That was a quick conversation I had with Bill, my manager, while Denver was working hard to rush paperwork through. It’s probably not verbatum; quote-abuse will continue until further notice.
“What was your Plan B if I wasn’t available?”
“You were about Plan D.”
There are a lot of answers to “So how did you get this job, anyway?” depending on just what that question means.
I’ve been thinking about doing this since I was a boy; I remember that when I started to do darkroom work one of my thoughts was, “people with extra talents are more likely to get to South Pole. This will help.” [I recognize that my memory fails in several ways, and admit this could be a false memory.]
My friend Pablo worked the Helpdesk here two years ago. It reminded me that it was possible, and that it was something I might like. He also has had a bunch of polies passing through his house and parties, and they seem like fine people, and they were also encouraging me to swing for it.
I applied to be an employee of GHG, a company which seems to make payroll software and has the sub-contract with Lockheed to supply IT and Comms in Antarctica. The best part of that is that filing my hours and getting paid has been really easy. People hired by other non-GHG sub-contractors have been griping fiercely.
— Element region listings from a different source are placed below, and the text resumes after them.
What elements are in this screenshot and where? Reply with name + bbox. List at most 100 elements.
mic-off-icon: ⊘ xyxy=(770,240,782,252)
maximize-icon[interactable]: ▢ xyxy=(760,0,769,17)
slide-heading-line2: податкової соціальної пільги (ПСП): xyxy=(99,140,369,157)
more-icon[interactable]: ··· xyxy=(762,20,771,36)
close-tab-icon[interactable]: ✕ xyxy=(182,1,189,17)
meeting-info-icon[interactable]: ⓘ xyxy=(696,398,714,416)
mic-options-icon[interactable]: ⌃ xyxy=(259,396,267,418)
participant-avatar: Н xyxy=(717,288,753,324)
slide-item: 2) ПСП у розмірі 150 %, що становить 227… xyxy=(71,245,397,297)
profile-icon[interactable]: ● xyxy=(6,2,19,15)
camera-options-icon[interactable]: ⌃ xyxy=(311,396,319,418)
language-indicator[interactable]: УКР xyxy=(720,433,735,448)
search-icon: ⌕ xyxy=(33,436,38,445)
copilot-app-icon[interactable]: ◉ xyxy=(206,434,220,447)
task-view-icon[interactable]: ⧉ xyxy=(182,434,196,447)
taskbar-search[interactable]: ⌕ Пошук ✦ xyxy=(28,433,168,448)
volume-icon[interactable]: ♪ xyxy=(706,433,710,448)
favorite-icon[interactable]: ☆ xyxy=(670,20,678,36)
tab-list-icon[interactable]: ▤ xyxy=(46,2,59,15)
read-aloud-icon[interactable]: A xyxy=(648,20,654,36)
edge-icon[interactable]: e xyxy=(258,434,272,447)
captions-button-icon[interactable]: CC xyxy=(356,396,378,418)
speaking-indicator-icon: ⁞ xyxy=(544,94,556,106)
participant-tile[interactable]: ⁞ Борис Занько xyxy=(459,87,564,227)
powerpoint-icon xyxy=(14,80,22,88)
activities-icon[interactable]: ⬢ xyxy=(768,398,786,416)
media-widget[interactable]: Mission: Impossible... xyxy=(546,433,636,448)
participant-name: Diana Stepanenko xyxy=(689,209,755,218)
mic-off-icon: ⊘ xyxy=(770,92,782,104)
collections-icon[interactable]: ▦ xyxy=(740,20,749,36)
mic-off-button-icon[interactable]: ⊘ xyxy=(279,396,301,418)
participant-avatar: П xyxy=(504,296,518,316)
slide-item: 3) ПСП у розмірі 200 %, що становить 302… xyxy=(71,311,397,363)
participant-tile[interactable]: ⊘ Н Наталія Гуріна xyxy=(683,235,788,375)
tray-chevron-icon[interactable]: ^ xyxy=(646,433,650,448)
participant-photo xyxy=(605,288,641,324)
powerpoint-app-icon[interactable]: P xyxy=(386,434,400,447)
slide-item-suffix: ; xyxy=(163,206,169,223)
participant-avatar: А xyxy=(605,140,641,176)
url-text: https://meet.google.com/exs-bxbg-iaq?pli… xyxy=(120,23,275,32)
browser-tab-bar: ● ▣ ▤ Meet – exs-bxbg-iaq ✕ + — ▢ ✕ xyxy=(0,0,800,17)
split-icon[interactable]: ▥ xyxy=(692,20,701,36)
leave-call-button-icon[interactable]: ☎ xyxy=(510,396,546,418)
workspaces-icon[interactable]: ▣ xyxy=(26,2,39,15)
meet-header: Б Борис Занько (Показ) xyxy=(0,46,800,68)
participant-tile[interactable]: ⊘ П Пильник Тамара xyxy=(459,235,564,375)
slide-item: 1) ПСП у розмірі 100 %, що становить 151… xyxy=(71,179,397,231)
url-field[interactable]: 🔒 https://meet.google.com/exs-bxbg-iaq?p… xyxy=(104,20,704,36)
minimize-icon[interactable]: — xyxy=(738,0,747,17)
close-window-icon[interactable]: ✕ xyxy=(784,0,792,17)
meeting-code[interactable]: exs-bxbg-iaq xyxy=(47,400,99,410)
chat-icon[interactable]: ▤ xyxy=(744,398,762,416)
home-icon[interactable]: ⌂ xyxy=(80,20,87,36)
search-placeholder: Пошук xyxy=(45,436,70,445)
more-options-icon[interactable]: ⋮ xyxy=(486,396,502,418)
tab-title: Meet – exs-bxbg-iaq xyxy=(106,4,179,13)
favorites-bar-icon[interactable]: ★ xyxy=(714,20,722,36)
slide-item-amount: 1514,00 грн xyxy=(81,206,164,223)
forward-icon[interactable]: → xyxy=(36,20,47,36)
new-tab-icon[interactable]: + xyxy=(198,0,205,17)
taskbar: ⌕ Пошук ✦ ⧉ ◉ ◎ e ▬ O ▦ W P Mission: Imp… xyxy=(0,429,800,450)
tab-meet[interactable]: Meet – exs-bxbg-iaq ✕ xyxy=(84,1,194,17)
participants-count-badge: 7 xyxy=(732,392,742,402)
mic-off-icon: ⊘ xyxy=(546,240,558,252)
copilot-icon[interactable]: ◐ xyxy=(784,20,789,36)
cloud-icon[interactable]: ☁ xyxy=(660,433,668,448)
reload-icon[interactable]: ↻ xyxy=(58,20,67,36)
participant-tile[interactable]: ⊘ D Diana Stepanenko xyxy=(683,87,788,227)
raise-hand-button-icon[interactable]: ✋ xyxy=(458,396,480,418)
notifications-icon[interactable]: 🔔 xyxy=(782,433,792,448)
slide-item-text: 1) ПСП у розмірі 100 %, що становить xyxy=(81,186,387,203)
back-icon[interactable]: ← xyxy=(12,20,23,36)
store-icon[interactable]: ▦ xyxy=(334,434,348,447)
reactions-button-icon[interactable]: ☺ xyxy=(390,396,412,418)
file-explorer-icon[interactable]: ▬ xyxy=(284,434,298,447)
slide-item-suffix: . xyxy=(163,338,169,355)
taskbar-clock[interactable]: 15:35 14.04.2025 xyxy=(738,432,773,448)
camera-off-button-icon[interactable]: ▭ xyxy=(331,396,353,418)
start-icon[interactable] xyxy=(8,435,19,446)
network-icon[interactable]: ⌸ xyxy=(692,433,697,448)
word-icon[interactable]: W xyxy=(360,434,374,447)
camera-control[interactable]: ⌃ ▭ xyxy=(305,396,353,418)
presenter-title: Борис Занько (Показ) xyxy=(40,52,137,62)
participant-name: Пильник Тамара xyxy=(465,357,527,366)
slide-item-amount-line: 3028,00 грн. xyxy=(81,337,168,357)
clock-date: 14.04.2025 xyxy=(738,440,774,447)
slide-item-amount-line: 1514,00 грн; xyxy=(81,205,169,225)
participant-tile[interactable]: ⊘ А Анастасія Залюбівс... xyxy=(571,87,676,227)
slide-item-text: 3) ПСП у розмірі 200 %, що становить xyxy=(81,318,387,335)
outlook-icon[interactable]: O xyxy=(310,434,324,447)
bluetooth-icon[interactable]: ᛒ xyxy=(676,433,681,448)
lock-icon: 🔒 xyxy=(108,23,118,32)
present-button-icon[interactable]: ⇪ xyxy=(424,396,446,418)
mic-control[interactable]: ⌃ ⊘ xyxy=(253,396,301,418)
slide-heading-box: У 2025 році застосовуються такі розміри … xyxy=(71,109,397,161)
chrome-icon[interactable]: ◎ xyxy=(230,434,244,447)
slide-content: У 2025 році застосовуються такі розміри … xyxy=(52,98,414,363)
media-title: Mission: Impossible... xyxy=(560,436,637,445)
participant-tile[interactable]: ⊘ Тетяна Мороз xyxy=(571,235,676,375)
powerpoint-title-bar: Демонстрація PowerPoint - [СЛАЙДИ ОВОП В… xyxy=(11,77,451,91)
I took a bunch of medical tests, and was Physically Qualified for the job. I figured that if there was a deadline looming for hiring and I was the guy who had already passed the physical, then my odds of getting the job were better. There was a urine drug test, a blood test called “Standard Antarctic Panel” [which was hard for me to think of as “standard”], a TB test [That was fun. There was a specific test requested by the job, my doctor was telling me how he preferred a different test, I was telling him “nope; what they want.”], HIV testing because I’m part of the Walking Blood Bank here, probably a vision test but I don’t remember, new wing-bite x-rays from my dentist, and the cardio-stress test. And I didn’t fall to the fate of many, with lost paperwork and HIPAA privacy tangles between agencies. Eventually I got some email telling me I was PQ’ed.
Oct 5, 2012
This to inform you that you have been Physically Qualified (PQ) for summer deployment. Your summer PQ status is good through 3/31/2013.
That was the last action I could take; now it was all up to the fates. Time went by. People would ask me how it was going, and I would give them the recent results. The more time, the less likely it seemed.
It’s been interesting for me to go through this exercise, though, and realize that I am the sort of person who, given the opportunity, would go to Antarctica to work for four months, and that my life is resting lightly enough on me that I could.
Then the fates stepped in, not with a pregnancy or a broken leg, but with a failed psyche test. The primary to be Network Engineer was also going to winter over. People who winter over have to take and pass a psychological test — I think it’s some version of the Minnesota Multiphasic — and he failed in October, sending Bill into a bit of a spin. I have no idea what plans A through C were, but eventually he managed to get a crew of old hands, gave some of them new assignments, and shuffle the deck so as to leave the IT Helpdesk position available for the Secondary aka me. The shuffle also means that while some of the IT people are doing new jobs they’ve either seen it done before or someone one desk over has done it before. The cross-coverage can run pretty deep — one of my cow orkers has had more than ten deployments.
And so here I am, slowly learning what the IT Helpdesk helps people with. I’ll have it nailed down pretty well by the time I leave.